ALMANYA'NIN TÜRKİYE'DEN BEKLENTİLERİ

Kristian Brakel'e göre, Scholz Ankara'daki temaslarında muhtemelen, NATO müttefiklerinin uyum içinde hareket etmelerinin önemini vurgulayacak, Putin'e karşı ortak tavır belirleyen NATO üyelerinin duruşuna, Türkiye'nin de güçlü bir şekilde katkıda bulunmasını beklediklerini dile getirecek.

Ankara'nın şu ana kadar,  Moskova'ya karşı çok sert bir tavır almamasının anlaşılır yönleri bulunduğunu söyleyen Brakel, "Ankara'nın belirli hassasiyetlerinin olması, özellikle enerji alanındaki bağımlılık ve Suriye bağlamındaki kaygılar anlaşılabilir olabilir. Ancak Türk hükümetinin takındığı tutuma sadece bu konulardaki endişeler kaynaklık etmiyor” diye konuştu.
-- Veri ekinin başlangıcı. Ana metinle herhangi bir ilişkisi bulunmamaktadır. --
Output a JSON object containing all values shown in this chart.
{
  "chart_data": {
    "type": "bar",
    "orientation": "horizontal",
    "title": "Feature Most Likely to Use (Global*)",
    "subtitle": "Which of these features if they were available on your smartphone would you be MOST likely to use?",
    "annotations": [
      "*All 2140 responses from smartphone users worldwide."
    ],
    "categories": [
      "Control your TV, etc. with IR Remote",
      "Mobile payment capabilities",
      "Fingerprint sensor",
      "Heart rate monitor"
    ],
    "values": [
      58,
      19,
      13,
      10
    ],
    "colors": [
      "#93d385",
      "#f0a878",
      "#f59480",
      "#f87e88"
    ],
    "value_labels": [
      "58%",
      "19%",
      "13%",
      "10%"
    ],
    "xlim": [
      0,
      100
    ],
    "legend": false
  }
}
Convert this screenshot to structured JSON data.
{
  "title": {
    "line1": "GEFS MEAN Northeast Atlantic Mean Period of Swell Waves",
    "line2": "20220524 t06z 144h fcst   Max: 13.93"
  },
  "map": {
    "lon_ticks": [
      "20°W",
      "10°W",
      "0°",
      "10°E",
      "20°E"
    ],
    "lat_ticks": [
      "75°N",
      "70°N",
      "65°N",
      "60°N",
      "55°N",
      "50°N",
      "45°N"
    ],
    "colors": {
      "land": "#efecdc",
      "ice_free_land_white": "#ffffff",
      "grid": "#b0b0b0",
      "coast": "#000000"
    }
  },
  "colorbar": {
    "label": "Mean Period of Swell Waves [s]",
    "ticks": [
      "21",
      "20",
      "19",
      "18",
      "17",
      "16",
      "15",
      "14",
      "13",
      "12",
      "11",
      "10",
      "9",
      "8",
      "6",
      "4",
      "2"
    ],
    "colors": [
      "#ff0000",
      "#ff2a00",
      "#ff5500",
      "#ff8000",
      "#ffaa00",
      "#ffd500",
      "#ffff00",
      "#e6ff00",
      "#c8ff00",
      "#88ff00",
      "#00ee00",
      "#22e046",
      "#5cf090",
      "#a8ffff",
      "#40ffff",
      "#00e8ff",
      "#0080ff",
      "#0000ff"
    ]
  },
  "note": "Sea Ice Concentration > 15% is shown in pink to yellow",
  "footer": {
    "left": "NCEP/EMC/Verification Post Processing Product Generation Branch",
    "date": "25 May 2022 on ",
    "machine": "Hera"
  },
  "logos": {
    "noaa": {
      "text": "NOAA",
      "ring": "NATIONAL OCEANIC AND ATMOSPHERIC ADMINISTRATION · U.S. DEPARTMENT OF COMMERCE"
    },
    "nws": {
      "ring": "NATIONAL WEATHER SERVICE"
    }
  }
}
BATI İLE ERDOĞAN ARASINDA GÜVEN BUNALIMI

Türkiye'nin son aylarda dış politikada attığı adımlar, Batılı müttefikleriyle gerilimleri düşürmüş olsa da, birçok konuda siyasi görüş ayrılıkları, karşılıklı güvensizlik sürüyor. 

Brakel, Erdoğan'ın yakın çevresindeki bazı isimlerin, 15 Temmuz darbe girişiminin arkasında ABD'nin olduğuna inandığını, o zamandan beri derin bir güvensizlik duyulduğunu vurguladı.

"Ankara Rusya'ya güvenmiyor ama ABD'ye de güvenmiyor” diyen Brakel, Erdoğan'ın dış politikada zaman zaman Rusya ile yakın hareket ettiğini, zaman zamansa Batı'ya yaklaştığını belirterek, AKP hükümetinin belirlediği dış politika hedefleri bulunduğunu, bu hedefleri için de olabildiğince esnek hareket edebilme alanına sahip olmak istediğini kaydetti.